Roles and Molecular Mechanisms of Biomarkers in Hepatocellular Carcinoma with Microvascular Invasion: A Review

Affiliations
Review

Roles and Molecular Mechanisms of Biomarkers in Hepatocellular Carcinoma with Microvascular Invasion: A Review

Xudong Zhao et al. J Clin Transl Hepatol. .

Abstract

Hepatocellular carcinoma (HCC) being a leading cause of cancer-related death, has high associated mortality and recurrence rates. It has been of great necessity and urgency to find effective HCC diagnosis and treatment measures. Studies have shown that microvascular invasion (MVI) is an independent risk factor for poor prognosis after hepatectomy. The abnormal expression of biomacromolecules such as circ-RNAs, lncRNAs, STIP1, and PD-L1 in HCC patients is strongly correlated with MVI. Deregulation of several markers mentioned in this review affects the proliferation, invasion, metastasis, EMT, and anti-apoptotic processes of HCC cells through multiple complex mechanisms.

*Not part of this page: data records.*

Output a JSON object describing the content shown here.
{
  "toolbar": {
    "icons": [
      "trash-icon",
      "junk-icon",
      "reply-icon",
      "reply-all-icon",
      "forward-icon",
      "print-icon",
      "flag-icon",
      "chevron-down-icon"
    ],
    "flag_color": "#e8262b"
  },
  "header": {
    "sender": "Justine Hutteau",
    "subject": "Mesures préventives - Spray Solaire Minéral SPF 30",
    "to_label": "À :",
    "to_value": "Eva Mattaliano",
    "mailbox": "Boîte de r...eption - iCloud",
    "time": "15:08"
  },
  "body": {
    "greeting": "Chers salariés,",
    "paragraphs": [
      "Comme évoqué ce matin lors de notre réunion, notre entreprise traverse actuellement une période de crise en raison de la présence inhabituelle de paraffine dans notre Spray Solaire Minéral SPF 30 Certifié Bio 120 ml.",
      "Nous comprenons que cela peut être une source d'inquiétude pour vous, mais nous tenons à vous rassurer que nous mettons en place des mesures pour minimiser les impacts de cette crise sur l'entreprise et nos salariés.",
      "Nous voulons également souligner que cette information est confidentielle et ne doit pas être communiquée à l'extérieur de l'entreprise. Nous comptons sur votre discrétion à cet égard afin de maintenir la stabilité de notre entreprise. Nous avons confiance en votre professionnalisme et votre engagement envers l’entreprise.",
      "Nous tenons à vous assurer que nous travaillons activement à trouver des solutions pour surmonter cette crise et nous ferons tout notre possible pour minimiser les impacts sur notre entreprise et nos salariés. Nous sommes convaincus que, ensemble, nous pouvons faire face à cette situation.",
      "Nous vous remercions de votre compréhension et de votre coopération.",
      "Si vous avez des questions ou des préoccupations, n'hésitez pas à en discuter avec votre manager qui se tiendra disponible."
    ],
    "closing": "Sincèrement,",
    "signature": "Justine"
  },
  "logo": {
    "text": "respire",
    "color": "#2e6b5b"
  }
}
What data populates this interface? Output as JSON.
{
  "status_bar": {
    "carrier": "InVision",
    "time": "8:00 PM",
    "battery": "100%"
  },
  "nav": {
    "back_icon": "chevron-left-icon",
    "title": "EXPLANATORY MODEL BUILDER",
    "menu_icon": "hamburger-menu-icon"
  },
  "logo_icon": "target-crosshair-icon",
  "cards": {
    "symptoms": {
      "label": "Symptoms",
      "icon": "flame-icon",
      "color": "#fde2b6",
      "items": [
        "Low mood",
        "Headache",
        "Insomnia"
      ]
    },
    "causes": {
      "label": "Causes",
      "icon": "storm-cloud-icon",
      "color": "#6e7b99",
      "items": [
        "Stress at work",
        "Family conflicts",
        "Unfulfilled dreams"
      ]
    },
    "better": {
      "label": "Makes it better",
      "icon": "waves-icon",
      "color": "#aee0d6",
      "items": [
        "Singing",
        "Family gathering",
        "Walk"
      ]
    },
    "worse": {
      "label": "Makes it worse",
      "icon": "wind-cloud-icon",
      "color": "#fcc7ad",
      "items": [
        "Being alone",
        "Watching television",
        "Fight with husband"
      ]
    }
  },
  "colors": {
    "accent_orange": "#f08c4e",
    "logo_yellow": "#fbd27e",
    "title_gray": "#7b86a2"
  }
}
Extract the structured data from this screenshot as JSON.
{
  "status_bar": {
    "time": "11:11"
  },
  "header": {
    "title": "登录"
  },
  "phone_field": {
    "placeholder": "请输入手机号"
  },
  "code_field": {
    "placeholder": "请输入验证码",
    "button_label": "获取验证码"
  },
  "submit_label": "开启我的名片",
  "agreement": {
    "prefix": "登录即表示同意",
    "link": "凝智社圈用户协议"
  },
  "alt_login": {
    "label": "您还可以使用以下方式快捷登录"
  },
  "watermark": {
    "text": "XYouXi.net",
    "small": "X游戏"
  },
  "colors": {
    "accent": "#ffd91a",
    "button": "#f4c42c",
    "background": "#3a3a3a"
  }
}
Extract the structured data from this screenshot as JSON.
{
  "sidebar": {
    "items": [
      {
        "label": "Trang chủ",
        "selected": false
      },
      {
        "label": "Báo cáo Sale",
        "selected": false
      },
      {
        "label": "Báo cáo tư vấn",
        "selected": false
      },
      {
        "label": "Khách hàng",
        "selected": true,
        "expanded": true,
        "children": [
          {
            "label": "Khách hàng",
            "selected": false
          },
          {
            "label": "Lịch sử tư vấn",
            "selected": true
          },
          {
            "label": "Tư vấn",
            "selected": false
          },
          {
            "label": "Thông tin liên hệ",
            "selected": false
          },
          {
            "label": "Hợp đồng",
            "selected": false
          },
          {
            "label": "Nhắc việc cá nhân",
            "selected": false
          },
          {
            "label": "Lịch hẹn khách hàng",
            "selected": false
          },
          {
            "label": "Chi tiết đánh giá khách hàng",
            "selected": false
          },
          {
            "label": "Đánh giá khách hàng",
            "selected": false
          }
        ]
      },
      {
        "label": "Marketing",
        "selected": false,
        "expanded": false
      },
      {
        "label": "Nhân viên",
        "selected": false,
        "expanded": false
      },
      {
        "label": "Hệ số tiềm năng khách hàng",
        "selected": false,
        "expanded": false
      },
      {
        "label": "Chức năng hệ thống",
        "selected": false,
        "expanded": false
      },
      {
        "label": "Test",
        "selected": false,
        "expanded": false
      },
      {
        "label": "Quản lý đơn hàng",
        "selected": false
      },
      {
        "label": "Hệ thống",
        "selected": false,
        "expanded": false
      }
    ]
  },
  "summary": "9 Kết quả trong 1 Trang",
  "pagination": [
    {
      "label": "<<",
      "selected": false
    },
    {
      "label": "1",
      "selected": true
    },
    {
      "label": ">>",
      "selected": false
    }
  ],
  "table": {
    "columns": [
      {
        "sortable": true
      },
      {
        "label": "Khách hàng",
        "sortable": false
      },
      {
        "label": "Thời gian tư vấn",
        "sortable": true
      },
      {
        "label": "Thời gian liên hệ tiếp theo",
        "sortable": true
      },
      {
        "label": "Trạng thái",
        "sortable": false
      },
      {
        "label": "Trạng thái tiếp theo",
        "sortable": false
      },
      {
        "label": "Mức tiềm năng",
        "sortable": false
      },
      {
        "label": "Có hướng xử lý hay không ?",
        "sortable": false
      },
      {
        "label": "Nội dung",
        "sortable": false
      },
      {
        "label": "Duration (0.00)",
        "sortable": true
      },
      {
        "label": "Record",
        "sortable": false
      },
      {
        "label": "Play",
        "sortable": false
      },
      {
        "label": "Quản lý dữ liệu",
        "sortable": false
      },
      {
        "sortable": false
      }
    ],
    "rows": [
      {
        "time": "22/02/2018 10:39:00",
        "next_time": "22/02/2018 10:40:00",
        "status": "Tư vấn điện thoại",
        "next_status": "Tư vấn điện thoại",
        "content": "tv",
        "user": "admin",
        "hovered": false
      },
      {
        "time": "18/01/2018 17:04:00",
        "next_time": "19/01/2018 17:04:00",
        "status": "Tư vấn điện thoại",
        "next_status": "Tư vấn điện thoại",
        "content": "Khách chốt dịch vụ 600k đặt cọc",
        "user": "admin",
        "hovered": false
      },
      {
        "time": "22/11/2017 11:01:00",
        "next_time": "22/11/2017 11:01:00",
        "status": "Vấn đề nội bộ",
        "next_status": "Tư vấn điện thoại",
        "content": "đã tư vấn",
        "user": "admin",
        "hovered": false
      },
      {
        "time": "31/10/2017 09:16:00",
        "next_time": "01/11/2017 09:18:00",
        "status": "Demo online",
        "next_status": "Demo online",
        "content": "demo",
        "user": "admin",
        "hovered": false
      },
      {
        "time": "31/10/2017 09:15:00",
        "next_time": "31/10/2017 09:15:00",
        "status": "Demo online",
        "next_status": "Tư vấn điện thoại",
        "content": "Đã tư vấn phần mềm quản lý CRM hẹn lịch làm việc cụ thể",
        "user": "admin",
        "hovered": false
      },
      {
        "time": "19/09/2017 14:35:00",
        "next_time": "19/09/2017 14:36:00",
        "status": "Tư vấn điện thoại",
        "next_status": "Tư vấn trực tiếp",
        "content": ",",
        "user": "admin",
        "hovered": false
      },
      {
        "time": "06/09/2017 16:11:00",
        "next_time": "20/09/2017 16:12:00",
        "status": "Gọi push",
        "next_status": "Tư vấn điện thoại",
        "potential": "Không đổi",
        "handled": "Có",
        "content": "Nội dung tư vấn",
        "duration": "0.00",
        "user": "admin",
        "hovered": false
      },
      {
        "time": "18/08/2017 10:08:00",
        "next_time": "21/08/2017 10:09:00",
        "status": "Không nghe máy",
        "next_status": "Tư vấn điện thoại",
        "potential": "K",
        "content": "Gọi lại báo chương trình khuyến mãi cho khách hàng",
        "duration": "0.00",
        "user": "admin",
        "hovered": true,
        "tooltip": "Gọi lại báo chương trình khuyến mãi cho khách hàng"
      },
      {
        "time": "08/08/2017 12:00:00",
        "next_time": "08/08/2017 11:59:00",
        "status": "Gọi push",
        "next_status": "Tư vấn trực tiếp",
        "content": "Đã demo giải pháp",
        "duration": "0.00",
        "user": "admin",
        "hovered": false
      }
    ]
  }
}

Therefore, these biomarkers may have an important clinical role and serve as promising interventional targets for HCC. In this review, we provide a comprehensive overview on the functions and regulatory mechanisms of MVI-related biomarkers in HCC.

Keywords: Biomarkers; Hepatocellular carcinoma; Microvascular invasion; Molecular mechanism; Progress.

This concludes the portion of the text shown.